Diese Geschichte wurde im Projekt "Die Letzten Zeugen" erstellt.
"Niemand kennt das Gefühl ..."
Nina Blaskovic über ihre Begegnung mit Gerald Subak-Sharpe
Meine erste Begegnung mit Gerald fand im Museum of Jewish Heritage statt.
Wir waren gerade mit unserer Tour durch das Museum fertig, als mir Gregor, ein Wiener Schüler aus unserer Gruppe, sagte, dass mich ein gewisser Herr Gerald Subak suche.
Als ich im riesigen Saal war, wo unsere Präsentation stattfand und wo mich Gerald erwartete, wusste ich zuerst nicht, was ich jetzt überhaupt sagen sollte, wie ich mich mit ihm begrüßen sollte usw.
Doch als ich dann vor ihm stand, ging alles von selbst. Wir begrüßten uns und redeten sofort drauf los. Doch ich hatte mir die Zusammenarbeit mit den Überlebenden ganz anders vorgestellt, nicht so emotional und bewegend.
Mein Zeitzeuge ist ein Kindertransport-Überlebender. Doch was stellt man sich eigentlich vor, wenn man Kindertransport-Überlebender hört?
Vor New York hätte ich noch gesagt, es seien jüdische Kinder, die in jungen Jahren mit dem Zug entweder nach England oder Schottland gebracht worden sind. Dort haben sie eine neue Familie "bekommen", haben gearbeitet, sind in die Schule gegangen und sind in diesen beiden Fällen in die USA ausgewandert. So etwas stellt sich die Gesellschaft unter Kindertransport-Überlebende vor.

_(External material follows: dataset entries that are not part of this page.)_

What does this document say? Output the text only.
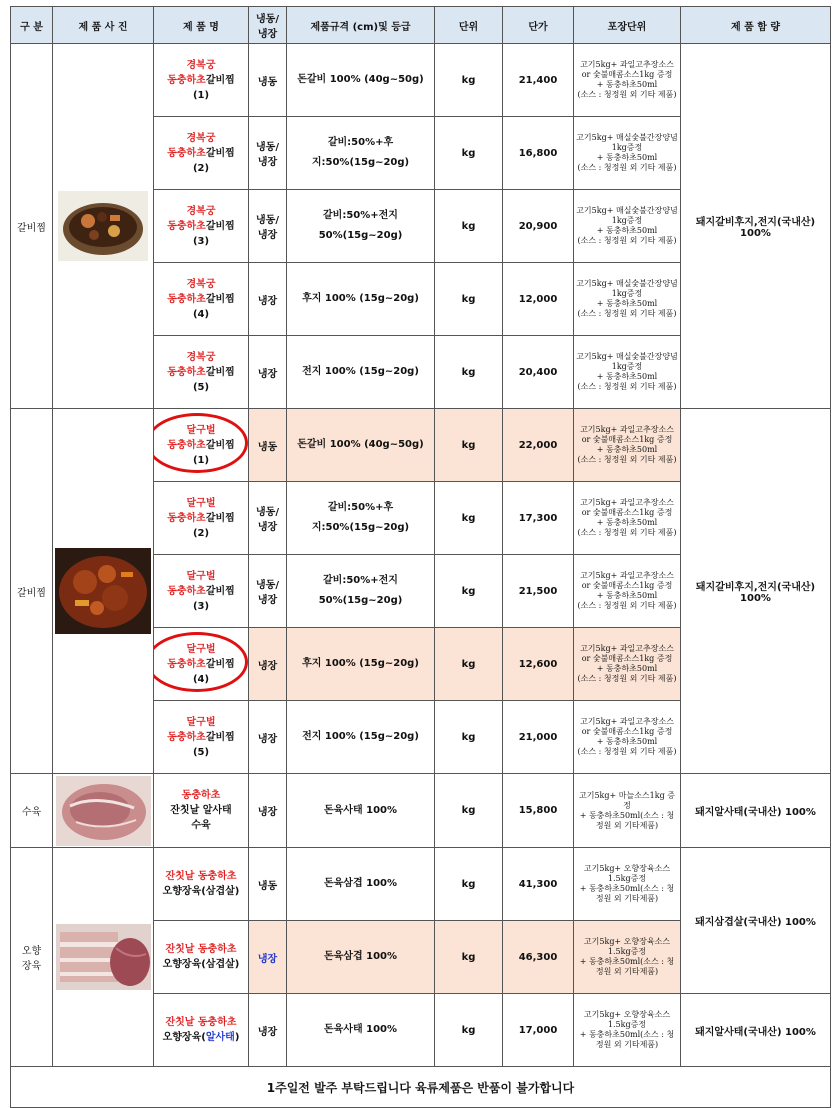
구 분	제 품 사 진	제 품 명	냉동/
냉장	제품규격 (cm)및 등급	단위	단가	포장단위	제 품 함 량
갈비찜		경복궁
동충하초갈비찜
(1)	냉동	돈갈비 100% (40g~50g)	kg	21,400	고기5kg+ 과일고추장소스 or 숯불매콤소스1kg 증정
+ 동충하초50ml
(소스 : 청정원 외 기타 제품)	돼지갈비후지,전지(국내산) 100%
		경복궁
동충하초갈비찜
(2)	냉동/
냉장	갈비:50%+후
지:50%(15g~20g)	kg	16,800	고기5kg+ 매실숯불간장양념 1kg증정
+ 동충하초50ml
(소스 : 청정원 외 기타 제품)	
		경복궁
동충하초갈비찜
(3)	냉동/
냉장	갈비:50%+전지
50%(15g~20g)	kg	20,900	고기5kg+ 매실숯불간장양념 1kg증정
+ 동충하초50ml
(소스 : 청정원 외 기타 제품)	
		경복궁
동충하초갈비찜
(4)	냉장	후지 100% (15g~20g)	kg	12,000	고기5kg+ 매실숯불간장양념 1kg증정
+ 동충하초50ml
(소스 : 청정원 외 기타 제품)	
		경복궁
동충하초갈비찜
(5)	냉장	전지 100% (15g~20g)	kg	20,400	고기5kg+ 매실숯불간장양념 1kg증정
+ 동충하초50ml
(소스 : 청정원 외 기타 제품)	
갈비찜		달구벌
동충하초갈비찜
(1)	냉동	돈갈비 100% (40g~50g)	kg	22,000	고기5kg+ 과일고추장소스 or 숯불매콤소스1kg 증정
+ 동충하초50ml
(소스 : 청정원 외 기타 제품)	돼지갈비후지,전지(국내산) 100%
		달구벌
동충하초갈비찜
(2)	냉동/
냉장	갈비:50%+후
지:50%(15g~20g)	kg	17,300	고기5kg+ 과일고추장소스 or 숯불매콤소스1kg 증정
+ 동충하초50ml
(소스 : 청정원 외 기타 제품)	
		달구벌
동충하초갈비찜
(3)	냉동/
냉장	갈비:50%+전지
50%(15g~20g)	kg	21,500	고기5kg+ 과일고추장소스 or 숯불매콤소스1kg 증정
+ 동충하초50ml
(소스 : 청정원 외 기타 제품)	
		달구벌
동충하초갈비찜
(4)	냉장	후지 100% (15g~20g)	kg	12,600	고기5kg+ 과일고추장소스 or 숯불매콤소스1kg 증정
+ 동충하초50ml
(소스 : 청정원 외 기타 제품)	
		달구벌
동충하초갈비찜
(5)	냉장	전지 100% (15g~20g)	kg	21,000	고기5kg+ 과일고추장소스 or 숯불매콤소스1kg 증정
+ 동충하초50ml
(소스 : 청정원 외 기타 제품)	
수육		동충하초
잔칫날 알사태
수육	냉장	돈육사태 100%	kg	15,800	고기5kg+ 마늘소스1kg 증정
+ 동충하초50ml(소스 : 청정원 외 기타제품)	돼지알사태(국내산) 100%
오향
장육		잔칫날 동충하초
오향장육(삼겹살)	냉동	돈육삼겹 100%	kg	41,300	고기5kg+ 오향장육소스 1.5kg증정
+ 동충하초50ml(소스 : 청정원 외 기타제품)	돼지삼겹살(국내산) 100%
		잔칫날 동충하초
오향장육(삼겹살)	냉장	돈육삼겹 100%	kg	46,300	고기5kg+ 오향장육소스 1.5kg증정
+ 동충하초50ml(소스 : 청정원 외 기타제품)	
		잔칫날 동충하초
오향장육(알사태)	냉장	돈육사태 100%	kg	17,000	고기5kg+ 오향장육소스 1.5kg증정
+ 동충하초50ml(소스 : 청정원 외 기타제품)	돼지알사태(국내산) 100%
1주일전 발주 부탁드립니다 육류제품은 반품이 불가합니다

Doch niemand weiß, wie schmerzhaft zum Beispiel der Abschied zwischen den Familienmitgliedern war, oder wie liebevoll die Mutter deren Namen in die Sachen gestickt hatte, damit sie nicht verloren gingen. Niemand kennt die Geschichte, als die einzige Tochter eines Mannes, von ihm aus dem Zug wieder herausgezerrt wurde, weil er sie nicht gehen lassen wollte; weil der Schmerz so groß war, sie gehen zu lassen.
Niemand, außer dem Überlebenden selbst, kennt dieses zerreisende Gefühl, wenn man am Bahnhof steht und sich mit der klitzekleinen Hoffnung des Wiedersehens von seinen Eltern verabschiedet. Niemand kennt das Gefühl, wenn man noch als Kind, einen Brief bekommt, worin einem Bescheid gegeben wird, dass seine eigenen Eltern ermordet wurden.
Und dies sind nur wenige, der schrecklichen Situationen und Gefühle, die sehr viele Juden haben durchleben müssen; aber nicht nur Juden, sondern auch Homosexuelle, Roma, Sinti, usw.
Es bringt meiner Meinung nach nichts, einen seitenlangen Aufsatz über die Gefühle von Menschen zu reden, über die man sowieso nicht Bescheid weiß oder zumindest sich diese nicht einmal vorstellen kann. Man kann sie auch nicht nachvollziehen, denn niemand von uns, hat so etwas schon einmal durchgemacht.
Niemand kennt diese Gefühle, bis auf die Überlebenden und auch Verstorbenen selbst!
Und die Zeitzeugen des Zweiten Weltkriegs wünschen wirklich niemandem diese Zeit
durchgemacht zu haben.
Sie wünschen es nicht einmal ihrem schlimmsten Feind!